In November 2023, European Union (EU) policymakers reached agreement on the first-ever legislation to reduce methane emissions. The Regulation on methane emissions reductions in the energy sector (the ‘EU Methane Regulation’) will require the oil, gas and coal industry to reduce methane emissions through a package of monitoring and mitigation measures in the EU. While measures on EU segments of the supply chain are vital, the benchmark for success of the EU Methane Regulation is how it will address the upstream segments of the supply chain, given that 75-90 per cent of the methane emissions associated with EU consumed fuels are emitted before reaching the EU’s borders [i].

The Regulation will enter the implementation phase in 2024 and EIA will continue to advocate for stronger measures on imported fossil fuels, while ensuring the EU extends its focus beyond the energy sector to include measures on the agriculture and waste sectors.

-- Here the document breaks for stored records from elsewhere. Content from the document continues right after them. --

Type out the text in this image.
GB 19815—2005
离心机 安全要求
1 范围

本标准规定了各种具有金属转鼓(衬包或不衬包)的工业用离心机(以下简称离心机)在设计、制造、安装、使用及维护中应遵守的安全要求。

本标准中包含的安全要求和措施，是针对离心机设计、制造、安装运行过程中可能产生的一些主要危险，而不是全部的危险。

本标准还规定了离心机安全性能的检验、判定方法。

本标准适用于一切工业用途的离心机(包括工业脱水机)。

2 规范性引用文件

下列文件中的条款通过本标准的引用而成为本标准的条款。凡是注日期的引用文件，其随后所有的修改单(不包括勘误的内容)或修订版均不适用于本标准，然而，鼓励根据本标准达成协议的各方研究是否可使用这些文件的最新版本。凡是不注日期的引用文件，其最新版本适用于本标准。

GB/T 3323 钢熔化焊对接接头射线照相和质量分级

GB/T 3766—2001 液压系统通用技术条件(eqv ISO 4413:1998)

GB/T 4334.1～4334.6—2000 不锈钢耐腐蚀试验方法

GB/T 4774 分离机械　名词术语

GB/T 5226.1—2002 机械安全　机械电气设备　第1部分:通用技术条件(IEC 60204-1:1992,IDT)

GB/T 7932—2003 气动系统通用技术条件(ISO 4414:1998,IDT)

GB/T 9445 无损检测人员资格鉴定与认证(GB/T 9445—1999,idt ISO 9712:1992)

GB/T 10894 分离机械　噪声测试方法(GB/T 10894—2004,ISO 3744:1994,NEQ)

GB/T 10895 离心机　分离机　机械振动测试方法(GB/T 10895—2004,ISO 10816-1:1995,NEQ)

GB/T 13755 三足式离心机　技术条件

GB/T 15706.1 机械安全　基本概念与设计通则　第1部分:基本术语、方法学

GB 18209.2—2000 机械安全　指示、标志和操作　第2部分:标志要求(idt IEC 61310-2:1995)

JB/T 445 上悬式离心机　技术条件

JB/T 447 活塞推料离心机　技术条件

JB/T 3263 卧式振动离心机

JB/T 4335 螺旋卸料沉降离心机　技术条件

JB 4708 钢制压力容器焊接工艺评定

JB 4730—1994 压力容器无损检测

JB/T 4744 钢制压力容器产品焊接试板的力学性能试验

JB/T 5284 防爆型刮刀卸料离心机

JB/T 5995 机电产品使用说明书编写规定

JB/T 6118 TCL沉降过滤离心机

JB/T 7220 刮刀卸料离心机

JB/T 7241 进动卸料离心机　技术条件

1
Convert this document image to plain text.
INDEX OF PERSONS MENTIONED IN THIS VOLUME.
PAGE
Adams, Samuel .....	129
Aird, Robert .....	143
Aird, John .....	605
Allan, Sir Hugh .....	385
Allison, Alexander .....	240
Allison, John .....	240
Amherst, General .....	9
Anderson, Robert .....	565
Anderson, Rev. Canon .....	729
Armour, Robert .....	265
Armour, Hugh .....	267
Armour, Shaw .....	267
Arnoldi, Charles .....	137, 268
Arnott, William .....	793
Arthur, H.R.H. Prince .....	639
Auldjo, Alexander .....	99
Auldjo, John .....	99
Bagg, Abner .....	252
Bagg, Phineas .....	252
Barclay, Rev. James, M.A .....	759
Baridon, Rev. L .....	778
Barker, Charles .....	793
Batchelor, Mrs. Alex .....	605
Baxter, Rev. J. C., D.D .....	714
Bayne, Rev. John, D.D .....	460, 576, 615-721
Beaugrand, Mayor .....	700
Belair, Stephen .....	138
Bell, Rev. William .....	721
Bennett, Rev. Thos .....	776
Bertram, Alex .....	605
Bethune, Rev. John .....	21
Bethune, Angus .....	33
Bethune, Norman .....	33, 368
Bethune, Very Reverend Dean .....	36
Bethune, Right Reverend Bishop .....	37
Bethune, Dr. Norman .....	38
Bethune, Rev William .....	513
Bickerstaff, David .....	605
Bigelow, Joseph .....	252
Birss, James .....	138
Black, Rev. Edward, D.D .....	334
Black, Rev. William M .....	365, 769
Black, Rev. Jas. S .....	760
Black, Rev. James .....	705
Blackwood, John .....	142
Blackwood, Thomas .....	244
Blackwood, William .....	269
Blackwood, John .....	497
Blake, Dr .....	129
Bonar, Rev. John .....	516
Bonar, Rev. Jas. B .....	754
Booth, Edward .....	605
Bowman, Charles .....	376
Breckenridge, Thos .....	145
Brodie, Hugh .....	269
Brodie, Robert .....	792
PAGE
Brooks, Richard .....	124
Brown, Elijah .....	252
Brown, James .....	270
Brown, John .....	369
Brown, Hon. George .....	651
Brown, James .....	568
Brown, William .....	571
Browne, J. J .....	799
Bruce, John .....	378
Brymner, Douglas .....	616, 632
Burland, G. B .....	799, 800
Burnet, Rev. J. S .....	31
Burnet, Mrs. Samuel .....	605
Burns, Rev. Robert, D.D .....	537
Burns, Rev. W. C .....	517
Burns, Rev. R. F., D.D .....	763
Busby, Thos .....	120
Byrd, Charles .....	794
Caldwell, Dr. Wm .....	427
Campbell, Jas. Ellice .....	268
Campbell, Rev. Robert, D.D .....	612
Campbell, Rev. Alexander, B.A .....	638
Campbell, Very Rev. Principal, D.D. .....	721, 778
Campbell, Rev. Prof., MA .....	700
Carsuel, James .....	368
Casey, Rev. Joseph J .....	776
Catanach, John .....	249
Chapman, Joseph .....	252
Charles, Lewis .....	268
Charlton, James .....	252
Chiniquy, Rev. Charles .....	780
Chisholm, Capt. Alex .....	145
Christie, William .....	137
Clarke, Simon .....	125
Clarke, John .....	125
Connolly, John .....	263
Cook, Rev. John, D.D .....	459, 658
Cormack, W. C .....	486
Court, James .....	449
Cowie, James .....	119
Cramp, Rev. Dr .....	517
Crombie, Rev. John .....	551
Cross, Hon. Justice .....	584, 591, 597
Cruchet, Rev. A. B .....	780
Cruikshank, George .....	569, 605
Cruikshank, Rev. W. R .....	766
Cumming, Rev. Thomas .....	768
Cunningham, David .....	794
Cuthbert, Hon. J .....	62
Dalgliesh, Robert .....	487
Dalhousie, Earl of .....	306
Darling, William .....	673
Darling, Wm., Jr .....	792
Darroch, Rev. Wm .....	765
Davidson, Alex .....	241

In 2021, during C0P26, the EU and the US launched the Global Methane Pledge (GMP). The Pledge, with a non-binding reduction target of 30 per cent by 2030, has been signed by more than 155 countries and is the first international initiative on methane and a starting point for a decade of increasing ambition. EIA is campaigning to strengthen the Pledge through the development of a robust global governance framework which incorporates clear national targets and mitigation measures, a comprehensive system of monitoring, reporting and verification and a dedicated financial mechanism.

[i] European Commission (2020). Inception Impact Assessment: Proposal for a Legislative Act to Reduce Emissions in the Oil, Gas and Coal Sectors. Page 4. Available here.